I’m not sure what to think anymore. I’m terrified that my dreams are slowly becoming my reality. Is it a good thing? Is it a bad thing? Maybe it is just indifferent and I’m supposed to sit back and let it happen. I cannot contain my excitement about a few changes that will be taking place this summer, but I can definitely do without the busting my ass to barely scrape by. I know that sounds like I am trying to throw a pity party, but really I am not. It frustrates me to no end that I am working really hard to make ends meet while other college students are living off of… well… let’s just say it took less effort for them to have it.
I wrote that back in March… Man, have I come a long way since that post. I have accomplished so much. I finally moved out on my own and so far things have been great. I have some of the most awesome roommates and I’m just generally happy with my decision to take this step. I miss my family a bit, but they are just a phone call away. I also got a promotion at my job after working for two years to try and achieve some kind of success. I’m excited to start this new venture with my “practice career”, but I’m much more excited to continue my education so I can start my real one.

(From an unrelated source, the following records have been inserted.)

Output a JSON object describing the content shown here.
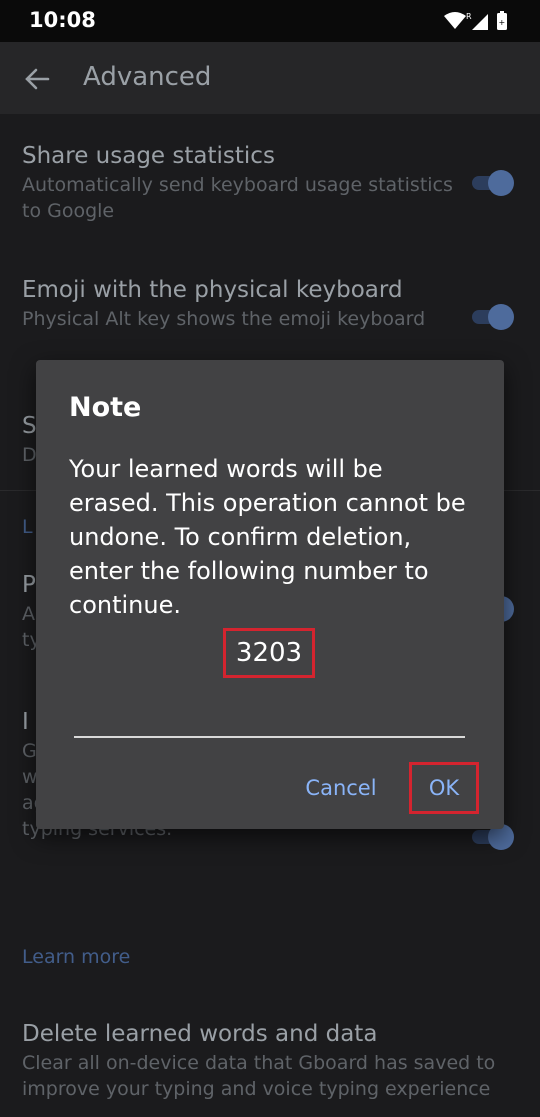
{
  "status_bar": {
    "time": "10:08",
    "icons": [
      "wifi-icon",
      "signal-icon",
      "battery-icon"
    ]
  },
  "app_bar": {
    "back_icon": "arrow-back-icon",
    "title": "Advanced"
  },
  "settings": [
    {
      "title": "Share usage statistics",
      "summary": "Automatically send keyboard usage statistics to Google",
      "toggle": true
    },
    {
      "title": "Emoji with the physical keyboard",
      "summary": "Physical Alt key shows the emoji keyboard",
      "toggle": true
    },
    {
      "title": "S",
      "summary": "D"
    },
    {
      "section": "L"
    },
    {
      "title": "P",
      "summary": "A ty",
      "toggle": true
    },
    {
      "title": "I e",
      "summary": "G o patterns. With your permission, Gboard will use these improvements, in the aggregate, to update Google's voice and typing services.",
      "toggle": true
    },
    {
      "link": "Learn more"
    },
    {
      "title": "Delete learned words and data",
      "summary": "Clear all on-device data that Gboard has saved to improve your typing and voice typing experience"
    }
  ],
  "dialog": {
    "title": "Note",
    "message": "Your learned words will be erased. This operation cannot be undone. To confirm deletion, enter the following number to continue.",
    "confirm_number": "3203",
    "input_value": "",
    "cancel_label": "Cancel",
    "ok_label": "OK",
    "highlight_color": "#d4242f",
    "accent_color": "#8ab4f8"
  }
}
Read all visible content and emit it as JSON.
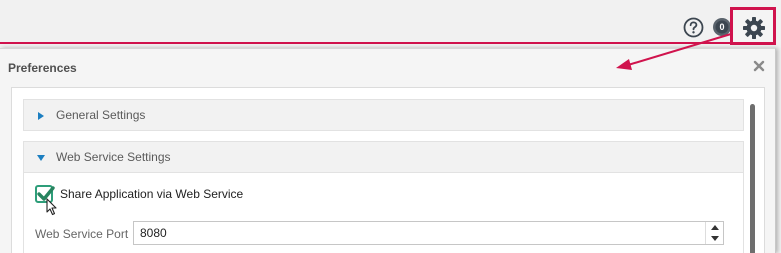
{
  "topbar": {
    "help_icon": "help-icon",
    "notifications": {
      "icon": "notification-badge-icon",
      "count": "0"
    },
    "settings_icon": "gear-icon"
  },
  "colors": {
    "accent": "#d0134d",
    "icon_dark": "#3c4650",
    "section_triangle": "#1c7fc1",
    "checkbox_border": "#2e9e7a",
    "checkbox_check": "#27845f"
  },
  "dialog": {
    "title": "Preferences",
    "close_icon": "close-icon",
    "sections": [
      {
        "label": "General Settings",
        "expanded": false
      },
      {
        "label": "Web Service Settings",
        "expanded": true
      }
    ],
    "web_service": {
      "share_checkbox": {
        "label": "Share Application via Web Service",
        "checked": true
      },
      "port": {
        "label": "Web Service Port",
        "value": "8080"
      }
    }
  }
}
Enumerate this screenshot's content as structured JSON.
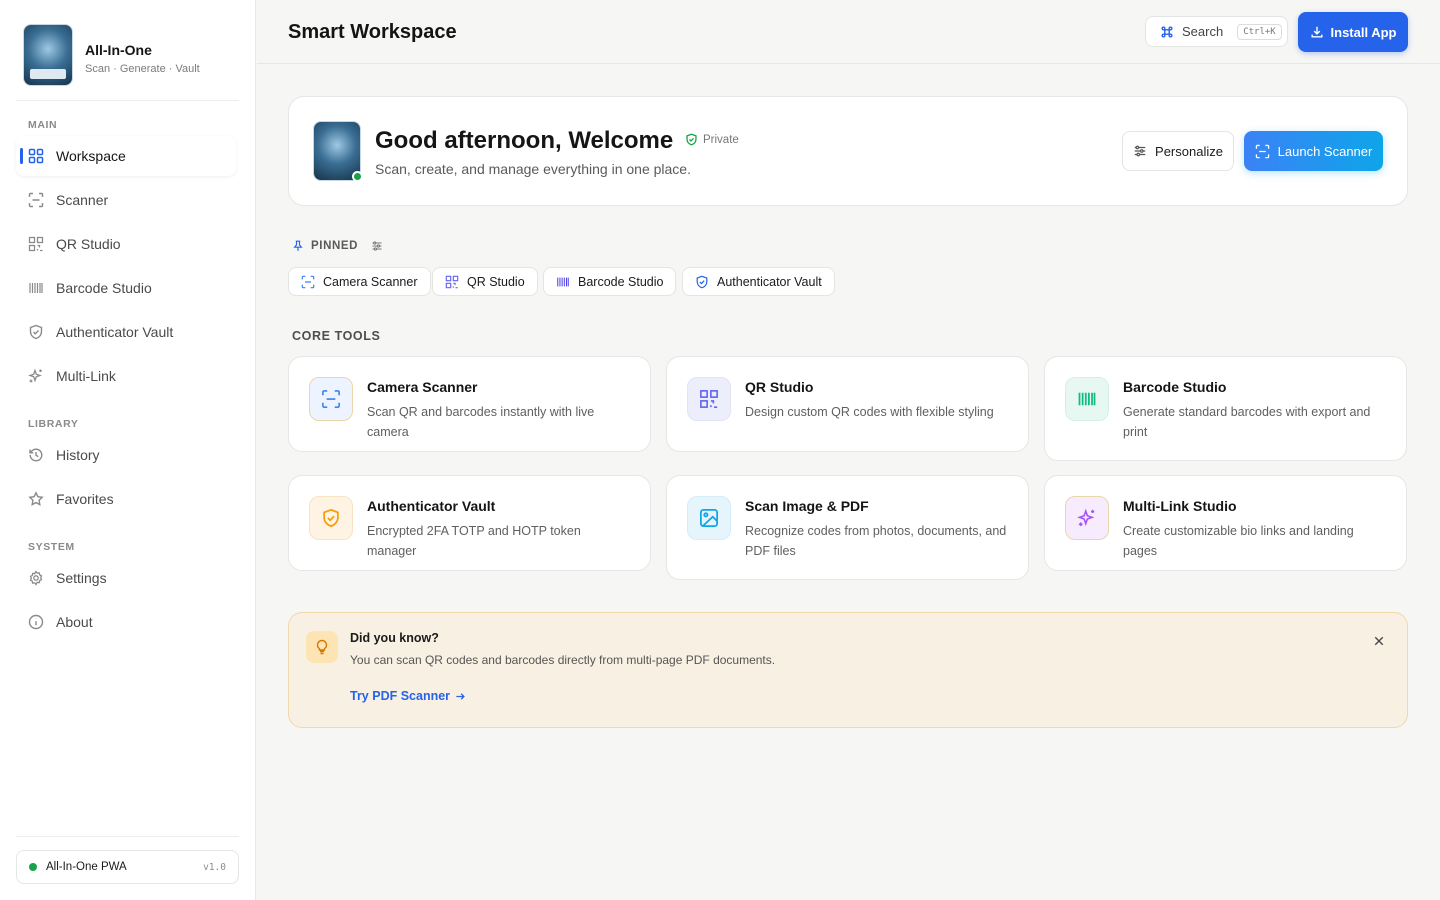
{
  "app": {
    "name": "All-In-One",
    "tagline": "Scan · Generate · Vault",
    "logo_caption": "ALL-IN-ONE"
  },
  "sidebar": {
    "sections": [
      {
        "label": "MAIN",
        "items": [
          {
            "label": "Workspace",
            "icon": "grid-icon",
            "active": true
          },
          {
            "label": "Scanner",
            "icon": "scan-icon"
          },
          {
            "label": "QR Studio",
            "icon": "qr-icon"
          },
          {
            "label": "Barcode Studio",
            "icon": "barcode-icon"
          },
          {
            "label": "Authenticator Vault",
            "icon": "shield-icon"
          },
          {
            "label": "Multi-Link",
            "icon": "sparkles-icon"
          }
        ]
      },
      {
        "label": "LIBRARY",
        "items": [
          {
            "label": "History",
            "icon": "history-icon"
          },
          {
            "label": "Favorites",
            "icon": "star-icon"
          }
        ]
      },
      {
        "label": "SYSTEM",
        "items": [
          {
            "label": "Settings",
            "icon": "gear-icon"
          },
          {
            "label": "About",
            "icon": "info-icon"
          }
        ]
      }
    ],
    "footer": {
      "label": "All-In-One PWA",
      "version": "v1.0"
    }
  },
  "header": {
    "title": "Smart Workspace",
    "search_label": "Search",
    "search_shortcut": "Ctrl+K",
    "install_label": "Install App"
  },
  "welcome": {
    "greeting": "Good afternoon, Welcome",
    "privacy_badge": "Private",
    "subtitle": "Scan, create, and manage everything in one place.",
    "personalize_label": "Personalize",
    "launch_label": "Launch Scanner"
  },
  "pinned": {
    "label": "PINNED",
    "items": [
      {
        "label": "Camera Scanner",
        "icon": "scan-icon"
      },
      {
        "label": "QR Studio",
        "icon": "qr-icon"
      },
      {
        "label": "Barcode Studio",
        "icon": "barcode-icon"
      },
      {
        "label": "Authenticator Vault",
        "icon": "shield-icon"
      }
    ]
  },
  "core_tools": {
    "label": "CORE TOOLS",
    "items": [
      {
        "title": "Camera Scanner",
        "description": "Scan QR and barcodes instantly with live camera",
        "icon": "scan-icon",
        "color": "#3b82f6"
      },
      {
        "title": "QR Studio",
        "description": "Design custom QR codes with flexible styling",
        "icon": "qr-icon",
        "color": "#6366f1"
      },
      {
        "title": "Barcode Studio",
        "description": "Generate standard barcodes with export and print",
        "icon": "barcode-icon",
        "color": "#10b981"
      },
      {
        "title": "Authenticator Vault",
        "description": "Encrypted 2FA TOTP and HOTP token manager",
        "icon": "shield-icon",
        "color": "#f59e0b"
      },
      {
        "title": "Scan Image & PDF",
        "description": "Recognize codes from photos, documents, and PDF files",
        "icon": "image-icon",
        "color": "#0ea5e9"
      },
      {
        "title": "Multi-Link Studio",
        "description": "Create customizable bio links and landing pages",
        "icon": "sparkles-icon",
        "color": "#a855f7"
      }
    ]
  },
  "tip": {
    "title": "Did you know?",
    "text": "You can scan QR codes and barcodes directly from multi-page PDF documents.",
    "link_label": "Try PDF Scanner",
    "icon": "lightbulb-icon"
  },
  "colors": {
    "accent": "#2563eb",
    "online": "#16a34a"
  }
}
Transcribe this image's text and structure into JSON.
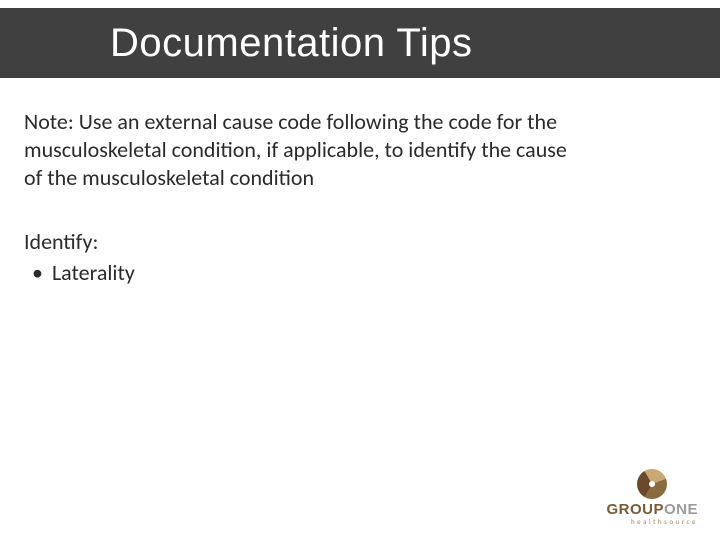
{
  "title": "Documentation Tips",
  "note": "Note: Use an external cause code following the code for the musculoskeletal condition, if applicable, to identify the cause of the musculoskeletal condition",
  "identify_label": "Identify:",
  "bullets": [
    "Laterality"
  ],
  "logo": {
    "word1": "GROUP",
    "word2": "ONE",
    "sub": "healthsource"
  }
}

I’m overall happy with my life, but I still feel like something is missing. I’m generally concerned with the fact I cannot seem to let myself be satisfied. I miss certain people being constants in my life. I do not miss him, but I miss the friendship I thought we had. I was so blinded by who I thought he was that I didn’t realize he was and is a total piece of shit. I miss a few other people, but they won’t ever be a part of my life anymore because they’ve moved on. I wish I could too…
I’ve had writers’ block before, but I have never had it for this long. I am questioning my ability. I need inspiration. I used to find it in crazy places, but now I’m just stuck. I hate it. I hate it. I hate it.